Pessimistische Expertensicht

Düstere Zukunft für Afghanistan

US-Soldaten verbrennen versehentlich den Koran oder richten in einem Dorf ein Massaker an. Die NATO-Truppen werden bei der afghanischen Bevölkerung immer unbeliebter. Der Afghanistan-Experte Thomas Ruttig ist für die Zukunft des Landes nicht optimistisch.

Mittagsjournal, 16.3.2012

Der Afghanistan-Experte Thomas Ruttig im Gespräch mit Gertrude Roten

Truppen zu schwach

Der vom Westen gestützte Präsident Hamid Karzai gibt sich wütend, weil es immer mehr Skandale gibt. Doch die Forderung Karzais, die ausländischen Truppen sollten schon ein Jahr früher abziehen, bezeichnet Thomas Ruttig als "propagandistisches Geklapper". Die USA hätten ohnehin bereits angekündigt, die meisten ihrer Kampftruppen bereits 2013 "in die zweite Reihe zu nehmen". Karzai wiederhole also nur Dinge, die die NATO eigentlich schon vorhat.
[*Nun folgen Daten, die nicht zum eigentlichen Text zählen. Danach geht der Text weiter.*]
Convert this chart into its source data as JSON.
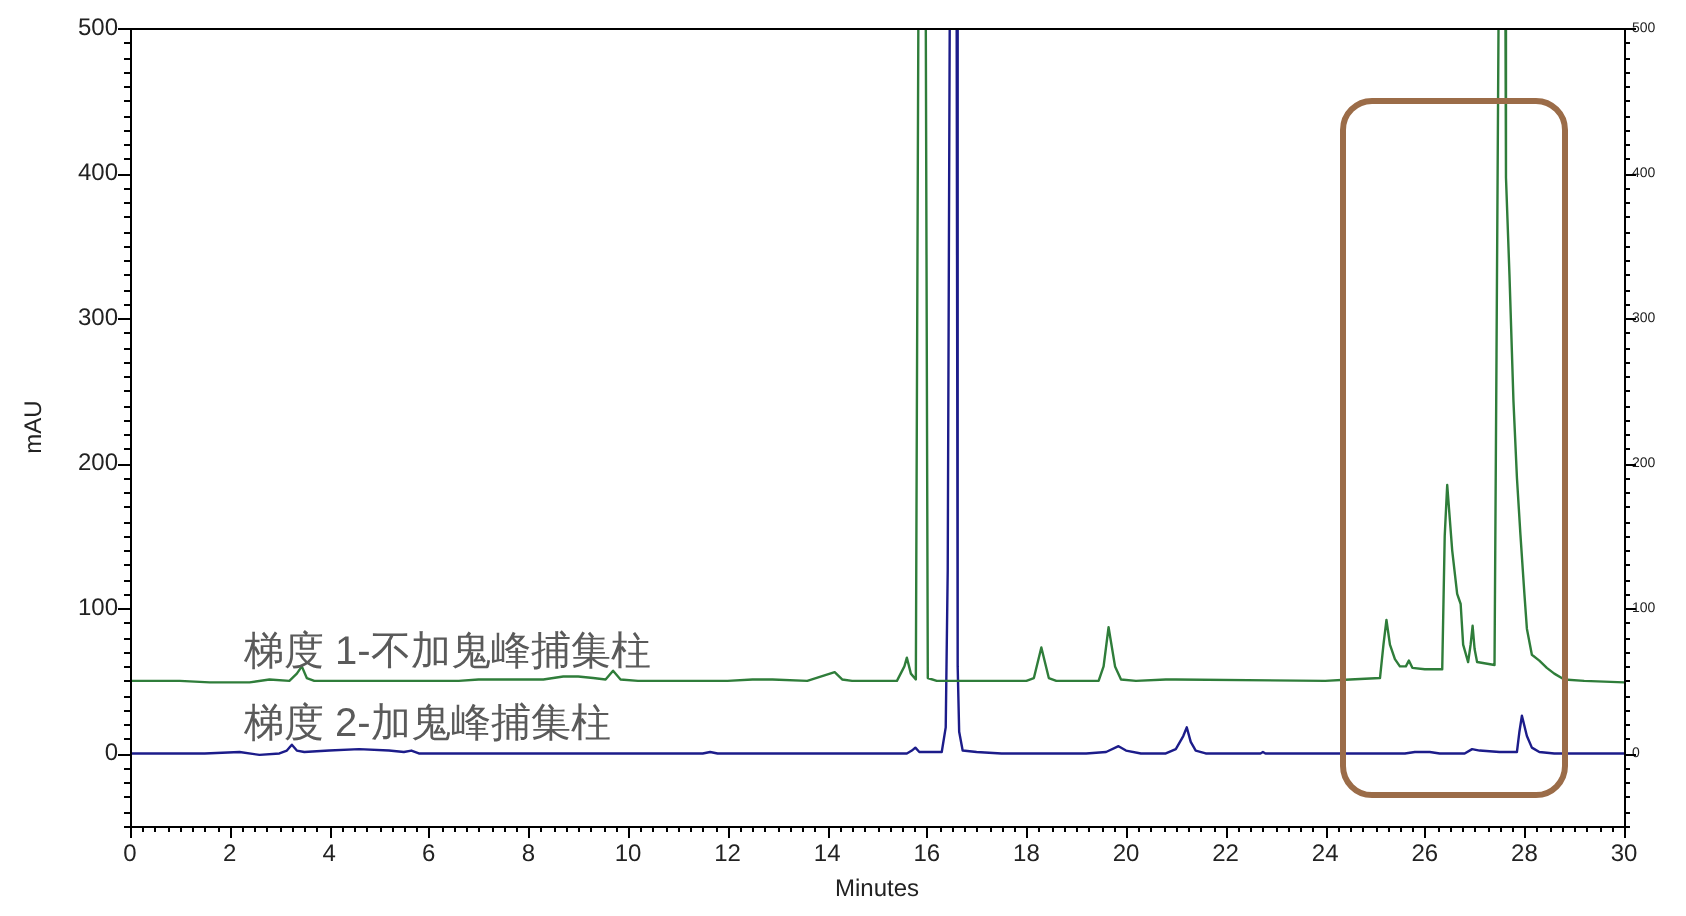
{
  "chart_data": {
    "type": "line",
    "xlabel": "Minutes",
    "ylabel": "mAU",
    "xlim": [
      0,
      30
    ],
    "xticks": [
      0,
      {
        "value": 0.25,
        "label": null
      },
      {
        "value": 0.5,
        "label": null
      },
      {
        "value": 0.75,
        "label": null
      },
      {
        "value": 1,
        "label": null
      },
      {
        "value": 1.25,
        "label": null
      },
      {
        "value": 1.5,
        "label": null
      },
      {
        "value": 1.75,
        "label": null
      },
      2,
      {
        "value": 2.25,
        "label": null
      },
      {
        "value": 2.5,
        "label": null
      },
      {
        "value": 2.75,
        "label": null
      },
      {
        "value": 3,
        "label": null
      },
      {
        "value": 3.25,
        "label": null
      },
      {
        "value": 3.5,
        "label": null
      },
      {
        "value": 3.75,
        "label": null
      },
      4,
      {
        "value": 4.25,
        "label": null
      },
      {
        "value": 4.5,
        "label": null
      },
      {
        "value": 4.75,
        "label": null
      },
      {
        "value": 5,
        "label": null
      },
      {
        "value": 5.25,
        "label": null
      },
      {
        "value": 5.5,
        "label": null
      },
      {
        "value": 5.75,
        "label": null
      },
      6,
      {
        "value": 6.25,
        "label": null
      },
      {
        "value": 6.5,
        "label": null
      },
      {
        "value": 6.75,
        "label": null
      },
      {
        "value": 7,
        "label": null
      },
      {
        "value": 7.25,
        "label": null
      },
      {
        "value": 7.5,
        "label": null
      },
      {
        "value": 7.75,
        "label": null
      },
      8,
      {
        "value": 8.25,
        "label": null
      },
      {
        "value": 8.5,
        "label": null
      },
      {
        "value": 8.75,
        "label": null
      },
      {
        "value": 9,
        "label": null
      },
      {
        "value": 9.25,
        "label": null
      },
      {
        "value": 9.5,
        "label": null
      },
      {
        "value": 9.75,
        "label": null
      },
      10,
      {
        "value": 10.25,
        "label": null
      },
      {
        "value": 10.5,
        "label": null
      },
      {
        "value": 10.75,
        "label": null
      },
      {
        "value": 11,
        "label": null
      },
      {
        "value": 11.25,
        "label": null
      },
      {
        "value": 11.5,
        "label": null
      },
      {
        "value": 11.75,
        "label": null
      },
      12,
      {
        "value": 12.25,
        "label": null
      },
      {
        "value": 12.5,
        "label": null
      },
      {
        "value": 12.75,
        "label": null
      },
      {
        "value": 13,
        "label": null
      },
      {
        "value": 13.25,
        "label": null
      },
      {
        "value": 13.5,
        "label": null
      },
      {
        "value": 13.75,
        "label": null
      },
      14,
      {
        "value": 14.25,
        "label": null
      },
      {
        "value": 14.5,
        "label": null
      },
      {
        "value": 14.75,
        "label": null
      },
      {
        "value": 15,
        "label": null
      },
      {
        "value": 15.25,
        "label": null
      },
      {
        "value": 15.5,
        "label": null
      },
      {
        "value": 15.75,
        "label": null
      },
      16,
      {
        "value": 16.25,
        "label": null
      },
      {
        "value": 16.5,
        "label": null
      },
      {
        "value": 16.75,
        "label": null
      },
      {
        "value": 17,
        "label": null
      },
      {
        "value": 17.25,
        "label": null
      },
      {
        "value": 17.5,
        "label": null
      },
      {
        "value": 17.75,
        "label": null
      },
      18,
      {
        "value": 18.25,
        "label": null
      },
      {
        "value": 18.5,
        "label": null
      },
      {
        "value": 18.75,
        "label": null
      },
      {
        "value": 19,
        "label": null
      },
      {
        "value": 19.25,
        "label": null
      },
      {
        "value": 19.5,
        "label": null
      },
      {
        "value": 19.75,
        "label": null
      },
      20,
      {
        "value": 20.25,
        "label": null
      },
      {
        "value": 20.5,
        "label": null
      },
      {
        "value": 20.75,
        "label": null
      },
      {
        "value": 21,
        "label": null
      },
      {
        "value": 21.25,
        "label": null
      },
      {
        "value": 21.5,
        "label": null
      },
      {
        "value": 21.75,
        "label": null
      },
      22,
      {
        "value": 22.25,
        "label": null
      },
      {
        "value": 22.5,
        "label": null
      },
      {
        "value": 22.75,
        "label": null
      },
      {
        "value": 23,
        "label": null
      },
      {
        "value": 23.25,
        "label": null
      },
      {
        "value": 23.5,
        "label": null
      },
      {
        "value": 23.75,
        "label": null
      },
      24,
      {
        "value": 24.25,
        "label": null
      },
      {
        "value": 24.5,
        "label": null
      },
      {
        "value": 24.75,
        "label": null
      },
      {
        "value": 25,
        "label": null
      },
      {
        "value": 25.25,
        "label": null
      },
      {
        "value": 25.5,
        "label": null
      },
      {
        "value": 25.75,
        "label": null
      },
      26,
      {
        "value": 26.25,
        "label": null
      },
      {
        "value": 26.5,
        "label": null
      },
      {
        "value": 26.75,
        "label": null
      },
      {
        "value": 27,
        "label": null
      },
      {
        "value": 27.25,
        "label": null
      },
      {
        "value": 27.5,
        "label": null
      },
      {
        "value": 27.75,
        "label": null
      },
      28,
      {
        "value": 28.25,
        "label": null
      },
      {
        "value": 28.5,
        "label": null
      },
      {
        "value": 28.75,
        "label": null
      },
      {
        "value": 29,
        "label": null
      },
      {
        "value": 29.25,
        "label": null
      },
      {
        "value": 29.5,
        "label": null
      },
      {
        "value": 29.75,
        "label": null
      },
      30
    ],
    "ylim": [
      -50,
      500
    ],
    "yticks": [
      {
        "value": -50,
        "label": null
      },
      {
        "value": -40,
        "label": null
      },
      {
        "value": -30,
        "label": null
      },
      {
        "value": -20,
        "label": null
      },
      {
        "value": -10,
        "label": null
      },
      0,
      {
        "value": 10,
        "label": null
      },
      {
        "value": 20,
        "label": null
      },
      {
        "value": 30,
        "label": null
      },
      {
        "value": 40,
        "label": null
      },
      {
        "value": 50,
        "label": null
      },
      {
        "value": 60,
        "label": null
      },
      {
        "value": 70,
        "label": null
      },
      {
        "value": 80,
        "label": null
      },
      {
        "value": 90,
        "label": null
      },
      100,
      {
        "value": 110,
        "label": null
      },
      {
        "value": 120,
        "label": null
      },
      {
        "value": 130,
        "label": null
      },
      {
        "value": 140,
        "label": null
      },
      {
        "value": 150,
        "label": null
      },
      {
        "value": 160,
        "label": null
      },
      {
        "value": 170,
        "label": null
      },
      {
        "value": 180,
        "label": null
      },
      {
        "value": 190,
        "label": null
      },
      200,
      {
        "value": 210,
        "label": null
      },
      {
        "value": 220,
        "label": null
      },
      {
        "value": 230,
        "label": null
      },
      {
        "value": 240,
        "label": null
      },
      {
        "value": 250,
        "label": null
      },
      {
        "value": 260,
        "label": null
      },
      {
        "value": 270,
        "label": null
      },
      {
        "value": 280,
        "label": null
      },
      {
        "value": 290,
        "label": null
      },
      300,
      {
        "value": 310,
        "label": null
      },
      {
        "value": 320,
        "label": null
      },
      {
        "value": 330,
        "label": null
      },
      {
        "value": 340,
        "label": null
      },
      {
        "value": 350,
        "label": null
      },
      {
        "value": 360,
        "label": null
      },
      {
        "value": 370,
        "label": null
      },
      {
        "value": 380,
        "label": null
      },
      {
        "value": 390,
        "label": null
      },
      400,
      {
        "value": 410,
        "label": null
      },
      {
        "value": 420,
        "label": null
      },
      {
        "value": 430,
        "label": null
      },
      {
        "value": 440,
        "label": null
      },
      {
        "value": 450,
        "label": null
      },
      {
        "value": 460,
        "label": null
      },
      {
        "value": 470,
        "label": null
      },
      {
        "value": 480,
        "label": null
      },
      {
        "value": 490,
        "label": null
      },
      500
    ],
    "y2lim": [
      -50,
      500
    ],
    "y2ticks": [
      {
        "value": -50,
        "label": null
      },
      {
        "value": -40,
        "label": null
      },
      {
        "value": -30,
        "label": null
      },
      {
        "value": -20,
        "label": null
      },
      {
        "value": -10,
        "label": null
      },
      0,
      {
        "value": 10,
        "label": null
      },
      {
        "value": 20,
        "label": null
      },
      {
        "value": 30,
        "label": null
      },
      {
        "value": 40,
        "label": null
      },
      {
        "value": 50,
        "label": null
      },
      {
        "value": 60,
        "label": null
      },
      {
        "value": 70,
        "label": null
      },
      {
        "value": 80,
        "label": null
      },
      {
        "value": 90,
        "label": null
      },
      100,
      {
        "value": 110,
        "label": null
      },
      {
        "value": 120,
        "label": null
      },
      {
        "value": 130,
        "label": null
      },
      {
        "value": 140,
        "label": null
      },
      {
        "value": 150,
        "label": null
      },
      {
        "value": 160,
        "label": null
      },
      {
        "value": 170,
        "label": null
      },
      {
        "value": 180,
        "label": null
      },
      {
        "value": 190,
        "label": null
      },
      200,
      {
        "value": 210,
        "label": null
      },
      {
        "value": 220,
        "label": null
      },
      {
        "value": 230,
        "label": null
      },
      {
        "value": 240,
        "label": null
      },
      {
        "value": 250,
        "label": null
      },
      {
        "value": 260,
        "label": null
      },
      {
        "value": 270,
        "label": null
      },
      {
        "value": 280,
        "label": null
      },
      {
        "value": 290,
        "label": null
      },
      300,
      {
        "value": 310,
        "label": null
      },
      {
        "value": 320,
        "label": null
      },
      {
        "value": 330,
        "label": null
      },
      {
        "value": 340,
        "label": null
      },
      {
        "value": 350,
        "label": null
      },
      {
        "value": 360,
        "label": null
      },
      {
        "value": 370,
        "label": null
      },
      {
        "value": 380,
        "label": null
      },
      {
        "value": 390,
        "label": null
      },
      400,
      {
        "value": 410,
        "label": null
      },
      {
        "value": 420,
        "label": null
      },
      {
        "value": 430,
        "label": null
      },
      {
        "value": 440,
        "label": null
      },
      {
        "value": 450,
        "label": null
      },
      {
        "value": 460,
        "label": null
      },
      {
        "value": 470,
        "label": null
      },
      {
        "value": 480,
        "label": null
      },
      {
        "value": 490,
        "label": null
      },
      500
    ],
    "series": [
      {
        "name": "梯度 1-不加鬼峰捕集柱",
        "color": "#2f7d3a",
        "x": [
          0,
          1.0,
          1.6,
          2.4,
          2.8,
          3.2,
          3.35,
          3.45,
          3.55,
          3.7,
          6.0,
          6.6,
          7.0,
          8.3,
          8.7,
          9.0,
          9.3,
          9.55,
          9.7,
          9.85,
          10.2,
          12.0,
          12.5,
          12.9,
          13.6,
          14.15,
          14.3,
          14.5,
          15.4,
          15.55,
          15.6,
          15.68,
          15.78,
          15.83,
          15.98,
          16.02,
          16.2,
          18.0,
          18.15,
          18.3,
          18.45,
          18.6,
          19.45,
          19.55,
          19.65,
          19.78,
          19.9,
          20.2,
          20.8,
          21.0,
          24.0,
          24.5,
          25.1,
          25.17,
          25.23,
          25.3,
          25.4,
          25.5,
          25.62,
          25.68,
          25.75,
          26.0,
          26.35,
          26.4,
          26.45,
          26.55,
          26.65,
          26.72,
          26.77,
          26.87,
          26.92,
          26.96,
          27.0,
          27.05,
          27.4,
          27.44,
          27.48,
          27.62,
          27.63,
          27.7,
          27.78,
          27.85,
          27.92,
          28.0,
          28.05,
          28.15,
          28.3,
          28.45,
          28.6,
          28.8,
          29.2,
          30
        ],
        "values": [
          50,
          50,
          49,
          49,
          51,
          50,
          55,
          60,
          52,
          50,
          50,
          50,
          51,
          51,
          53,
          53,
          52,
          51,
          57,
          51,
          50,
          50,
          51,
          51,
          50,
          56,
          51,
          50,
          50,
          60,
          66,
          55,
          51,
          500,
          500,
          52,
          50,
          50,
          52,
          73,
          52,
          50,
          50,
          60,
          87,
          60,
          51,
          50,
          51,
          51,
          50,
          51,
          52,
          75,
          92,
          75,
          65,
          60,
          60,
          64,
          59,
          58,
          58,
          150,
          185,
          140,
          110,
          103,
          75,
          63,
          75,
          88,
          72,
          63,
          61,
          275,
          500,
          500,
          397,
          330,
          243,
          190,
          151,
          110,
          86,
          68,
          64,
          59,
          55,
          51,
          50,
          49
        ]
      },
      {
        "name": "梯度 2-加鬼峰捕集柱",
        "color": "#1c1c8a",
        "x": [
          0,
          1.5,
          2.2,
          2.6,
          3.0,
          3.15,
          3.25,
          3.35,
          3.5,
          4.0,
          4.6,
          5.2,
          5.5,
          5.65,
          5.8,
          6.2,
          11.5,
          11.65,
          11.8,
          13.0,
          15.6,
          15.7,
          15.77,
          15.85,
          16.3,
          16.38,
          16.42,
          16.46,
          16.6,
          16.62,
          16.65,
          16.72,
          17.0,
          17.5,
          19.2,
          19.6,
          19.85,
          20.0,
          20.3,
          20.8,
          21.0,
          21.15,
          21.22,
          21.3,
          21.4,
          21.6,
          22.7,
          22.75,
          22.8,
          25.6,
          25.8,
          26.1,
          26.3,
          26.8,
          26.95,
          27.1,
          27.5,
          27.85,
          27.9,
          27.95,
          28.05,
          28.15,
          28.3,
          28.6,
          30
        ],
        "values": [
          0,
          0,
          1,
          -1,
          0,
          2,
          6,
          2,
          1,
          2,
          3,
          2,
          1,
          2,
          0,
          0,
          0,
          1,
          0,
          0,
          0,
          2,
          4,
          1,
          1,
          18,
          126,
          500,
          500,
          60,
          15,
          2,
          1,
          0,
          0,
          1,
          5,
          2,
          0,
          0,
          3,
          12,
          18,
          8,
          2,
          0,
          0,
          1,
          0,
          0,
          1,
          1,
          0,
          0,
          3,
          2,
          1,
          1,
          15,
          26,
          12,
          4,
          1,
          0,
          0
        ]
      }
    ]
  }
}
Auf jeden Fall seien die afghanischen Streitkräfte weitaus zu schwach und würden weder 2013 noch 2014 die Aufgaben der ausländischen Truppen übernehmen können.

"Inklusivlösung" gefordert

Der Truppenabzug werde auch in zwei Jahren nicht vollständig sein, sagt Ruttig. Der Einsatz werde zu einer Ausbildungsmission umgestaltet und es werde auch weiterhin kämpfende Truppen in Afghanistan geben, ist der Experte überzeugt. Wichtiger wäre es, eine politische Lösung voranzutreiben und die Verzögerungstaktik aufzugeben. Die Lösung müssten die verschiedenen Gruppierungen Afghanistans finden - die Regierung, die Opposition, die Taliban, die Zivilgesellschaft inklusive der Frauenbewegung. Es müsse jedenfalls eine "Inklusivlösung" sein, die auch mit Kompromissen verbunden ist, aber keine schmale, von oben verordnete Lösung, "die nur zwischen Präsident Hamid Karzai und den Taliban zu einem Deal führt und alle anderen zurücklässt".

"Das ist kein Sandkasten"

Was nach zehn Jahren Afghanistan-Einsatz bleibt, beschreibt Ruttig so: Der Westen hinterlässt schwache Institutionen und eine große Anzahl bewaffneter Männer, die noch dazu unkontrolliert sind. "Das ist schon ein Rezept zum Bürgerkrieg", so Ruttig, "aber der ist nicht unausweichlich." Doch insgesamt ist der Experte nicht optimistisch, "weil ich sehe, dass alle beteiligten Seiten eine Menge Fehler machen und sehr lange brauchen, bis sie daraus lernen." Der Westen müsse aber genau hinsehen und erkennen, dass man hier mit den 30 Millionen Einwohnern eines Landes spielt. "Das ist kein Sandkasten", mahnt der Afghanistan-Experte Thomas Ruttig.